Sunday, February 5, 2017

A beautiful road


She looked amazing when her hair was wet.  A collection of curls and darkness and so unlike the daytime portrait that she displayed.  Her naturalness was enticing, the way you sought out colors in an Autumn, waiting for the peak.  But she always possessed the peak.  She just happened to only reveal it over time so it never reached an apex, but rather like a road unraveling in front of you with each minute and mile growing even more compelling...you wanted more...you needed more.

She was as quiet as a lone highway.  The times when the only noise was the wind and speed and a car cutting slews into the air...she kept herself contained.  It was sometimes maddening.  Rather the hope that the vast horizon would open her up with its distance and endless expanse...it seemed to humble her.  And keep her silent.

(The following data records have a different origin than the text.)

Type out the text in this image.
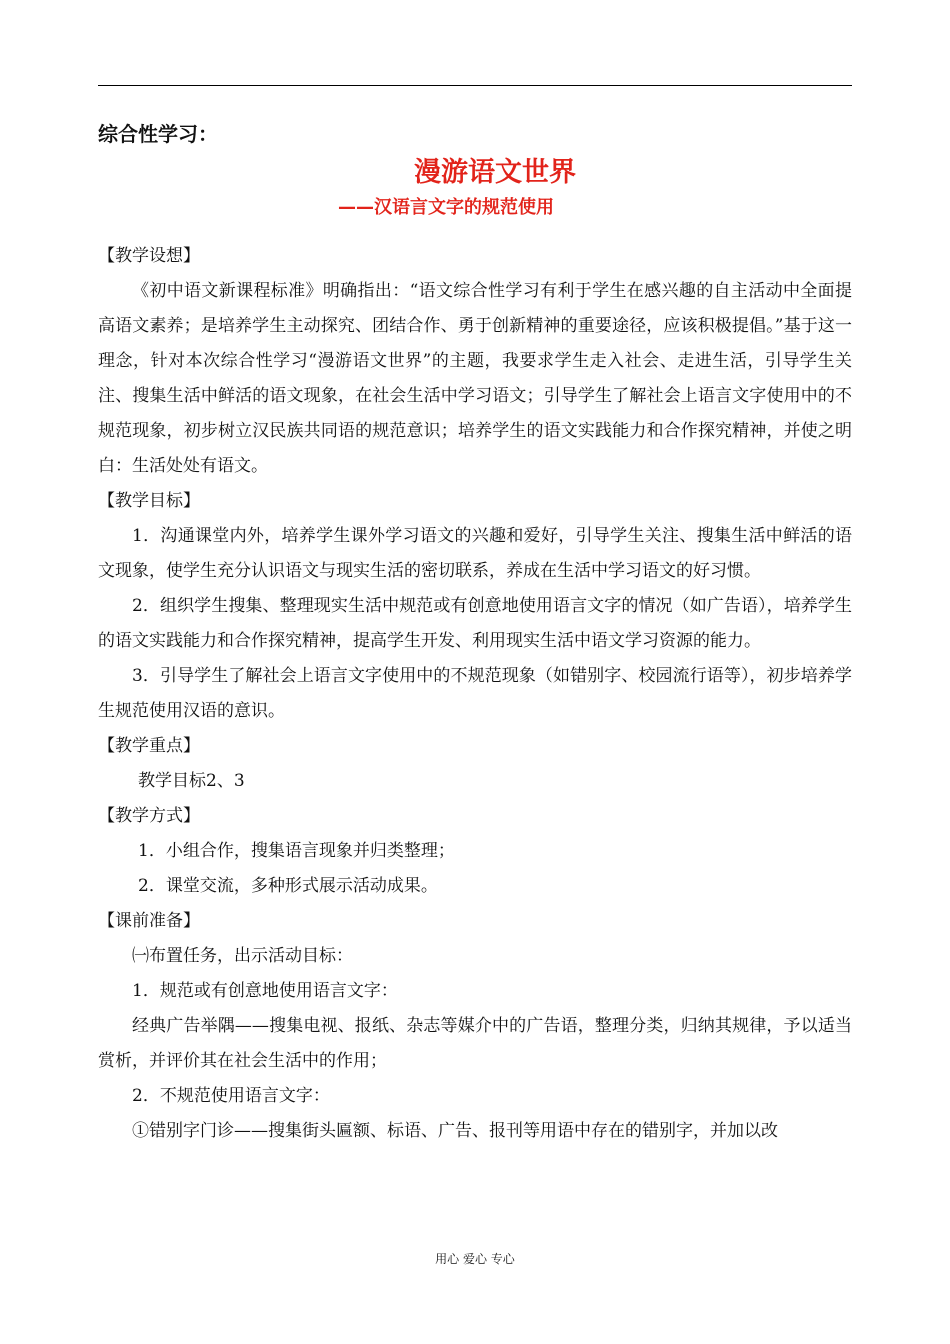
综合性学习：
漫游语文世界
——汉语言文字的规范使用
【教学设想】

《初中语文新课程标准》明确指出：“语文综合性学习有利于学生在感兴趣的自主活动中全面提高语文素养；是培养学生主动探究、团结合作、勇于创新精神的重要途径，应该积极提倡。”基于这一理念，针对本次综合性学习“漫游语文世界”的主题，我要求学生走入社会、走进生活，引导学生关注、搜集生活中鲜活的语文现象，在社会生活中学习语文；引导学生了解社会上语言文字使用中的不规范现象，初步树立汉民族共同语的规范意识；培养学生的语文实践能力和合作探究精神，并使之明白：生活处处有语文。

【教学目标】

1．沟通课堂内外，培养学生课外学习语文的兴趣和爱好，引导学生关注、搜集生活中鲜活的语文现象，使学生充分认识语文与现实生活的密切联系，养成在生活中学习语文的好习惯。

2．组织学生搜集、整理现实生活中规范或有创意地使用语言文字的情况（如广告语），培养学生的语文实践能力和合作探究精神，提高学生开发、利用现实生活中语文学习资源的能力。

3．引导学生了解社会上语言文字使用中的不规范现象（如错别字、校园流行语等），初步培养学生规范使用汉语的意识。

【教学重点】

教学目标2、3

【教学方式】

1．小组合作，搜集语言现象并归类整理；

2．课堂交流，多种形式展示活动成果。

【课前准备】

㈠布置任务，出示活动目标：

1．规范或有创意地使用语言文字：

经典广告举隅——搜集电视、报纸、杂志等媒介中的广告语，整理分类，归纳其规律，予以适当赏析，并评价其在社会生活中的作用；

2．不规范使用语言文字：

①错别字门诊——搜集街头匾额、标语、广告、报刊等用语中存在的错别字，并加以改

用心 爱心 专心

What are you thinking about? was a sentence she hated.  Her mind was not a museum...to be visited, studied and remarked upon.  Rather instead it was a vault.

Every once in awhile she whispered what was in it.

Like when you're driving and the lanes are open before you...just a blackness but an openness that is unyielding and allowing you to move forward with no threat of stopping...when the sun is low, like a butter colored orb over a stark stand of trees and a song comes on that is like a soundtrack of the past.   And the relaxation and calmness that happens...it just happens.

Like when you step away from the tub, still dripping warm waters, but allowing the towel to embrace you.
Engulf you...the way she stared at you, with her encyclopedia of emotions behind her eyes, and perhaps she shared a note or two.

She was this beautiful journey, through the nooks and valleys...through the running of stop signs and danger.  She alone was the way you feel when you suddenly braked or avoided a car careening near you.  She got your attention...she grabbed you by the throat...not in a hard way, but rather in a way that you allowed.  Like buckling up, she put an arm around you.  But you trusted her to care.

Mostly you wanted her to arrive.

To come home, or be there.  You wanted her to finish. You wanted her to be relieved.  To relax.  You wanted her to exhaust herself against you, to hear her breathe your name against your ear.  You wanted her to be spent, but only after the trip with you.  All I cared about was maybe being beside her.

It's hard to define beauty.

Perhaps it is best defined by the desire to spend the time with her...the hours, the minutes, the miles that we could share and be beside another...listening to the music, watching the slow arc of suns...no rain...golden afternoons on highways...sunsets at gas stations...twilight in traffic.  Let me spend those moments beside her, if only to be beside her.

For she is the journey that is unrivaled, and unequaled.  Her and her curled hair and her auburn stare.